Golden Age – Part 2 by Noreen Wainwright
In my last posting, I mentioned the unreliable narrator crime novel and how popular this sub-genre has become. But, if we look at the decades since the golden age we can see many strands in the development of the crime novel. Women have been more than well-represented in this area of fiction-writing – it would take a whole new article to explore the reasons for this but a couple of possible explanations do emerge.
Virginia Woolf said that a woman must have money and a room of her own if she wants to write. The truth of this sentiment is reflected in the fact that the woman who wrote crime novels in the inter-war period tended to be of the middle-classes. If you think about the limitations put on women’s lives at this time– not being paid the same as men for doing equivalent work; having to leave their job on marriage, as was the case in several of the professions – you can see that for those lucky enough to have a talent for crime fiction, writing conferred power, autonomy and for the successful, economic independence. You could also do it at home – provided you had a room of your own, of course.
The position of woman in society undoubtedly improved as a result of WW2 – though at a terrible cost. The work, often dangerous and dirty undertaken by women during the war, changed their own expectations, and to an extent, what they were permitted to do in the workplace. Women had after all, worked on the land, in mechanics, driving, flying and intelligence. This big step forward, together with the civil rights movement in the US contributed to women demanding equality, to the rise of the Women’s Liberation Movement and this was reflected in some of the developments in crime fiction.
Many readers may have been thrilled at the exploits of V.I, Warshawski, for instance. Young women readers now had female role models who were tough and independent. In the UK, writers such as Ruth Rendell and PD James used the genre to explore darker more complex issues than the previous generation of crime writers had entered. Another specialty – that of the forensic thriller emerged, typified by writers like Patricia Cornwell, who often had direct experience of working in the scientific side of crime.
But, still some of us return to the golden age in between our usual reads. We may do it for comfort, familiarity or some sort of nostalgia fix. I know of several people who discovered the joys of reading by racing through all the Christie novels in their teens. Apart from, the plethora of TV and film adaptation and updates, the books still sell very well in many countries.
There are, of course, critics of the inter-war crime novel. Indeed, they were criticised at the time for being thin in content, stuffed full of stereotypes, little more than a puzzle. These may be all valid arguments, but maybe the critics also miss the point. The person who picked up one of these novels at the time was possibly well aware that he wasn’t reading Dostoevesky. The reader of the crime novel wanted something to take him away from reality, not reinforce it. We don’t always want to wrestle with the big questions. It is a distinct world that we enter when we read a crime novel and it has its own rules. Indeed, S.S. Van Dine, in 1928, went so far as to develop 20 Rules for Detective Fiction. In the world of crime fiction, the writer and the reader entered a pact. There was a sort of game afoot. Both sides knew the rules and crime writers took up the challenge to deliver a corker of a puzzle. In her autobiography, Agatha Christie recalls that she wrote her first mystery novel: The Mysterious Affair in Styles, partly as a dare – her sister, Marjorie had challenged her to do so. Academics and people who were well known in other fields, such as Cecil Day Lewis, the poet, had an alter-ego as a detective writer Nicholas Blake.

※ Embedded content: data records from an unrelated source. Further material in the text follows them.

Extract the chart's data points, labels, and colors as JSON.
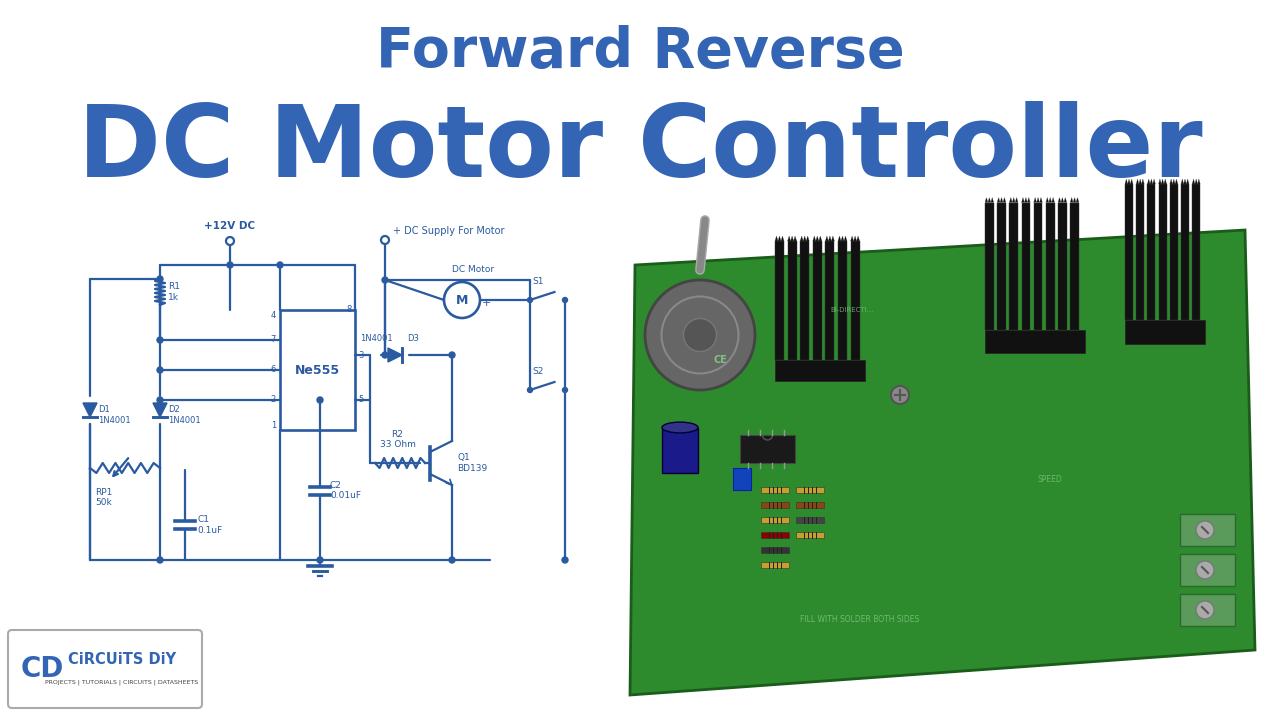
{
  "title_line1": "Forward Reverse",
  "title_line2": "DC Motor Controller",
  "title_color": "#3464b4",
  "bg_color": "#ffffff",
  "circuit_color": "#2a5aa0",
  "title1_fontsize": 40,
  "title2_fontsize": 72,
  "logo_text": "CiRCUiTS DiY",
  "logo_sub": "PROJECTS | TUTORIALS | CIRCUITS | DATASHEETS",
  "logo_color": "#3464b4"
}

When the modern reader approaches the golden age crime novel one of the first essentials is to be able to differentiate between what we find acceptable today and what was acceptable in the 1920s and 30s. In particular, attitudes to class and gender can jangle our sensibilities. Servants were usually disregarded and often portrayed as stupid. Men, in this era, think about woman – indeed women think about women in a way that makes us cringe today. It was quite a compliment for a woman to be told she “thought like a man.” I think this may be why some of the novels written in this era will not be re-released; some of the casual attitudes expressed would jar to the point where the story would be spoilt. However, a TV series at the moment is based on how humour and drama from as late as the 1970s makes a modern audience cringe and laugh – progress creeps up so subtly that we don’t notice it until we confront a novel or a TV show and turn away and say to someone, “we’ve come a long way.”
It may be that what has been identified as a weakness in the traditional crime novel – that it was all about the puzzle – is what it has allowed it to last and even be revived. Because the writer at the time was concentrating on delivering a clever story, he or she didn’t filter the background. So, we, almost by accident, get a fascinating insight into the social structure of an English village or an Oxford College or wherever it is the book is set. You don’t have to look beyond recent TV drama successes to see that there are times we all want to look back.

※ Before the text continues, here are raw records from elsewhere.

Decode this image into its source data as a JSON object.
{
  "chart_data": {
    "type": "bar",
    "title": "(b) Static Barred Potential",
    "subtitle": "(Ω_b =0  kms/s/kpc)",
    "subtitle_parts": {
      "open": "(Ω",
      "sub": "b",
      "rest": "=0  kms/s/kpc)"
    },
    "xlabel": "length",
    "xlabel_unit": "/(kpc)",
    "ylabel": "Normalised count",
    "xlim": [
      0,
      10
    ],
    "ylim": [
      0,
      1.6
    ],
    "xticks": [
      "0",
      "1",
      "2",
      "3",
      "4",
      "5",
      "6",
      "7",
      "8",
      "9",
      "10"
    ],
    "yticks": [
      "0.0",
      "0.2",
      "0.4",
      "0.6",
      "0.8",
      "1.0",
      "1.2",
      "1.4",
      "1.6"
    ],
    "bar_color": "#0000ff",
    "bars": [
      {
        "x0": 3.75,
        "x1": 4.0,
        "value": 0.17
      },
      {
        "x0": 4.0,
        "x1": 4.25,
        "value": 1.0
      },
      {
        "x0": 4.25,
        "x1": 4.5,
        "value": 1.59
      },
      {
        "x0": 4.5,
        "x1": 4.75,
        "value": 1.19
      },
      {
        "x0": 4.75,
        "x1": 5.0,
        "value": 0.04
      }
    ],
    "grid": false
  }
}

NOREEN WAINWRIGHT is Irish and now lives in the Staffordshire Moorlands with her husband, a dairy farmer. She works part-time as a mentor at Staffordshire University and the rest of her time is spent writing. Many of her articles and short stories have been published and she has co-written a non-fiction book.
She loves crime fiction, particularly that of the “golden age” and that is what she wants to recreate with Edith Horton’s world.